Quando regressamos ao recinto do festival para o último dia de concertos, já atuava o projeto portuense :papercutz, no palco secundário. A banda liderada por Bruno Miguel apresentou melodias com refrescantes sintetizadores, numa tarde de intenso calor. O toque glaciar e melancólico do seu som, misterioso e denso, conquistou aqueles que procuravam perceber as virtudes de um projeto maduro e já rodado em lides internacionais, como no festival SXSW.
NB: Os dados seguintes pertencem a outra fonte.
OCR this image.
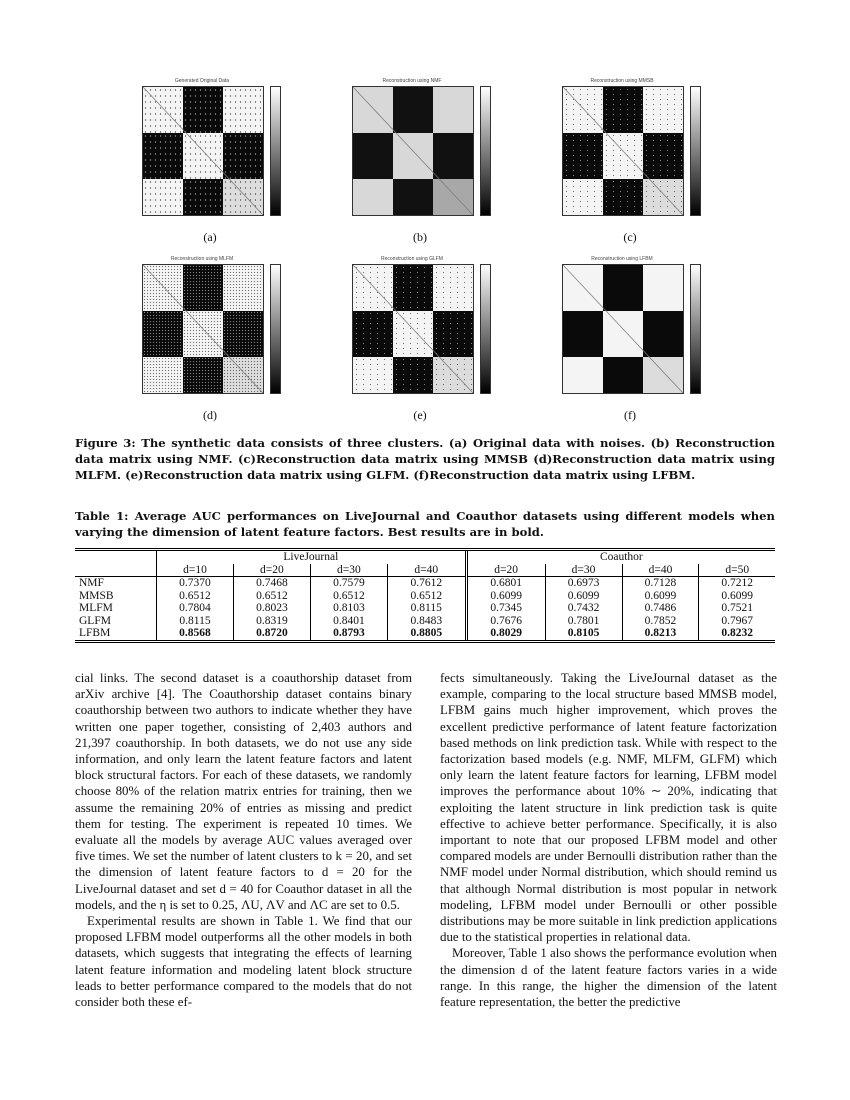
Generated Original Data
(a)
Reconstruction using NMF
(b)
Reconstruction using MMSB
(c)
Reconstruction using MLFM
(d)
Reconstruction using GLFM
(e)
Reconstruction using LFBM
(f)
Figure 3: The synthetic data consists of three clusters. (a) Original data with noises. (b) Reconstruction data matrix using NMF. (c)Reconstruction data matrix using MMSB (d)Reconstruction data matrix using MLFM. (e)Reconstruction data matrix using GLFM. (f)Reconstruction data matrix using LFBM.
Table 1: Average AUC performances on LiveJournal and Coauthor datasets using different models when varying the dimension of latent feature factors. Best results are in bold.
	LiveJournal				Coauthor			
	d=10	d=20	d=30	d=40	d=20	d=30	d=40	d=50
NMF	0.7370	0.7468	0.7579	0.7612	0.6801	0.6973	0.7128	0.7212
MMSB	0.6512	0.6512	0.6512	0.6512	0.6099	0.6099	0.6099	0.6099
MLFM	0.7804	0.8023	0.8103	0.8115	0.7345	0.7432	0.7486	0.7521
GLFM	0.8115	0.8319	0.8401	0.8483	0.7676	0.7801	0.7852	0.7967
LFBM	0.8568	0.8720	0.8793	0.8805	0.8029	0.8105	0.8213	0.8232

cial links. The second dataset is a coauthorship dataset from arXiv archive [4]. The Coauthorship dataset contains binary coauthorship between two authors to indicate whether they have written one paper together, consisting of 2,403 authors and 21,397 coauthorship. In both datasets, we do not use any side information, and only learn the latent feature factors and latent block structural factors. For each of these datasets, we randomly choose 80% of the relation matrix entries for training, then we assume the remaining 20% of entries as missing and predict them for testing. The experiment is repeated 10 times. We evaluate all the models by average AUC values averaged over five times. We set the number of latent clusters to k = 20, and set the dimension of latent feature factors to d = 20 for the LiveJournal dataset and set d = 40 for Coauthor dataset in all the models, and the η is set to 0.25, ΛU, ΛV and ΛC are set to 0.5.

Experimental results are shown in Table 1. We find that our proposed LFBM model outperforms all the other models in both datasets, which suggests that integrating the effects of learning latent feature information and modeling latent block structure leads to better performance compared to the models that do not consider both these ef-

fects simultaneously. Taking the LiveJournal dataset as the example, comparing to the local structure based MMSB model, LFBM gains much higher improvement, which proves the excellent predictive performance of latent feature factorization based methods on link prediction task. While with respect to the factorization based models (e.g. NMF, MLFM, GLFM) which only learn the latent feature factors for learning, LFBM model improves the performance about 10% ∼ 20%, indicating that exploiting the latent structure in link prediction task is quite effective to achieve better performance. Specifically, it is also important to note that our proposed LFBM model and other compared models are under Bernoulli distribution rather than the NMF model under Normal distribution, which should remind us that although Normal distribution is most popular in network modeling, LFBM model under Bernoulli or other possible distributions may be more suitable in link prediction applications due to the statistical properties in relational data.

Moreover, Table 1 also shows the performance evolution when the dimension d of the latent feature factors varies in a wide range. In this range, the higher the dimension of the latent feature representation, the better the predictive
Por sua vez, no palco Vodafone, era a vez do trio barcelense Black Bombaim mostrar todo o seu talento acompanhados por Shella nas teclas e Tiago Jónatas no teremin, a contribuírem para as mais cuidadas ambiências psicadélicas. Também Pedro Sousa e o seu saxofone deram uma ajuda para mais um memorável concerto da banda (cada vez melhores, por sinal). Uma das coqueluches daLovers & Lollypops, em palco, para uma grande amálgama de influências que bebem ao stoner, ao sludge, ao doom e até ao progressivo. O fogo da guitarra de Ricardo Miranda cruzou-se com o groove sombrio do baixo de Tojo Rodrigues ao qual se juntou o poder da bateria de Paulo Gonçalves. O resultado foi um ambiente tenebroso e imponente através duma jam infernal  e complexa. A força da criação e a natureza refrescante e original do seu set cativaram os mais cépticos através de obscuros riffs de guitarra. Convencemo-nos aí, que estávamos perante o primeiro grande momento de uma noite que viria a revelar-se inesquecível.
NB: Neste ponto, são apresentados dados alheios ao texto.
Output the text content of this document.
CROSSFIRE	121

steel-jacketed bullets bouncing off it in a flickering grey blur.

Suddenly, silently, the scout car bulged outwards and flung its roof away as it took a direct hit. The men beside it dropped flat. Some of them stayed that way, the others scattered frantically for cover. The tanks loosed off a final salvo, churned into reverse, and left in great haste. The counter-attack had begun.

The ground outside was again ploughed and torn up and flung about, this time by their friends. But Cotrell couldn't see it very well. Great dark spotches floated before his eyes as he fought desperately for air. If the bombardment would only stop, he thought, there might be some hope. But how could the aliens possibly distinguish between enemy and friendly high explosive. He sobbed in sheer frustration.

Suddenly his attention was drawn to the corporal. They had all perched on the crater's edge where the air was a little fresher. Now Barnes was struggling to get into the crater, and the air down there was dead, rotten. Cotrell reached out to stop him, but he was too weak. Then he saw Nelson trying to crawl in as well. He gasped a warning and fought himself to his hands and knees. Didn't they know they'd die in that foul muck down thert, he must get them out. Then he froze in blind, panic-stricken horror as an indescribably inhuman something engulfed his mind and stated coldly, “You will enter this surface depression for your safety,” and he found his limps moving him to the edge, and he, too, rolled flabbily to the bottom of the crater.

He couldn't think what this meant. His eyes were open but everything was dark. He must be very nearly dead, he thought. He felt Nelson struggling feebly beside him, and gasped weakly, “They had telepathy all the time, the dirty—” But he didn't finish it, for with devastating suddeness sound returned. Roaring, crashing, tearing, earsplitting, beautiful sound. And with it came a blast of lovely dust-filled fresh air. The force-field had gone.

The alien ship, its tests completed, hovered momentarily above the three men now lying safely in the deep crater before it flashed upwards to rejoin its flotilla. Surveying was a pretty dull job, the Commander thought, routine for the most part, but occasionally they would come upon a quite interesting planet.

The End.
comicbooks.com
Entretanto, no palco secundário, os americanos mostram um pop psicadélico de estética lo-fi. Matt Mondanile, que também é parte dos Real Estate, deu um carácter lânguido, com reverberações de guitarra numa fusão de espírito surf, synths e melodias exóticas. Respira-se melancolia na música da banda, universo “dreamy” é presença constante e também há sensualidade nas melodias. Os bons ritmos e os cintilantes sintetizadores criam leves hinos que dispõe bem.  É com o  carácter sóbrio do grupo que percebemos o talento existente, os bons executantes da banda e as boas ideias acrescentam doçura a uma performance que combinou de óptima maneira com um radioso fim-de-tarde.
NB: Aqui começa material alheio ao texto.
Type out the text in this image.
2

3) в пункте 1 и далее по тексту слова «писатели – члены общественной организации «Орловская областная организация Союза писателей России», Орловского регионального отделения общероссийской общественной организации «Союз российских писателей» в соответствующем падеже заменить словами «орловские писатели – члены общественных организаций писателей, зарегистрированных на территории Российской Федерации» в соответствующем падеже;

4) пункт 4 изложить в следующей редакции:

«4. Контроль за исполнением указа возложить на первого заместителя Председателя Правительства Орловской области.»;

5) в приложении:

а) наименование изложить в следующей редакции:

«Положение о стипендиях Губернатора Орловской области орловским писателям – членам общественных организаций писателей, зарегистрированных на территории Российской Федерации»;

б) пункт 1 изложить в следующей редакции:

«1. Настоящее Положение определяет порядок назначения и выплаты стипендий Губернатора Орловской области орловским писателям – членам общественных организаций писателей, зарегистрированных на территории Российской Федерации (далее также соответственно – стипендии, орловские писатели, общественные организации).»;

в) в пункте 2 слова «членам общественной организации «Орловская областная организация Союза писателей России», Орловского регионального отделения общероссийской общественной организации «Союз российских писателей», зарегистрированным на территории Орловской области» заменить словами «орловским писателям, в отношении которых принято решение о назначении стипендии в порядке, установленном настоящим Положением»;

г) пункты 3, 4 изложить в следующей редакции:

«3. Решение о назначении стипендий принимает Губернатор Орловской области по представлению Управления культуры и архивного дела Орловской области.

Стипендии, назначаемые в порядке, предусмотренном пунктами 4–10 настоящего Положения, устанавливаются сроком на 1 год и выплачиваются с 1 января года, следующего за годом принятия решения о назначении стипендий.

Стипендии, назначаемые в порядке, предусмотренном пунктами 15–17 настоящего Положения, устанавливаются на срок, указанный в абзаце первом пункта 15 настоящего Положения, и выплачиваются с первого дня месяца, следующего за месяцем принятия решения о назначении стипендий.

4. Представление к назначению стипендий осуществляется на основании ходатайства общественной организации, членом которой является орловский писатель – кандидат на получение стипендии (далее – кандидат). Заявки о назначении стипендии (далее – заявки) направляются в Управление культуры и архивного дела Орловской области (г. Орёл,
Os Palma Violets são uma das bandas sensação de 2013 e isso sentiu-se também no recinto de Paredes de Coura. A primeira fila, preenchida por meninas (grande parte delas – arriscamos – menores) estava em pulgas pela actuação do quarteto londrino. Os vários cartazes com declarações de amor reforçavam a ideia de que a banda vive um momento de grande sucesso e que o timing da sua actuação é perfeito.

Os autores de Best of Friends – que, coerentemente com o que se disse acima, é um dos temas com mais rodagem do ano – são ainda jovens e seguem as pisadas de uns Arctic Monkeys antes de estes atingirem a maturidade. Ao vivo foi possível constatar a aspereza da sua música mas esta aparece também engalanada com refrões fáceis e com algum cuidado pop. Há pozinhos de garage e de punk cujo espírito de javardice é retratado na irreverência de Chilli Jesson que contraria totalmente o estereótipo do “baixista entediado” que tanto povoa o universo indie.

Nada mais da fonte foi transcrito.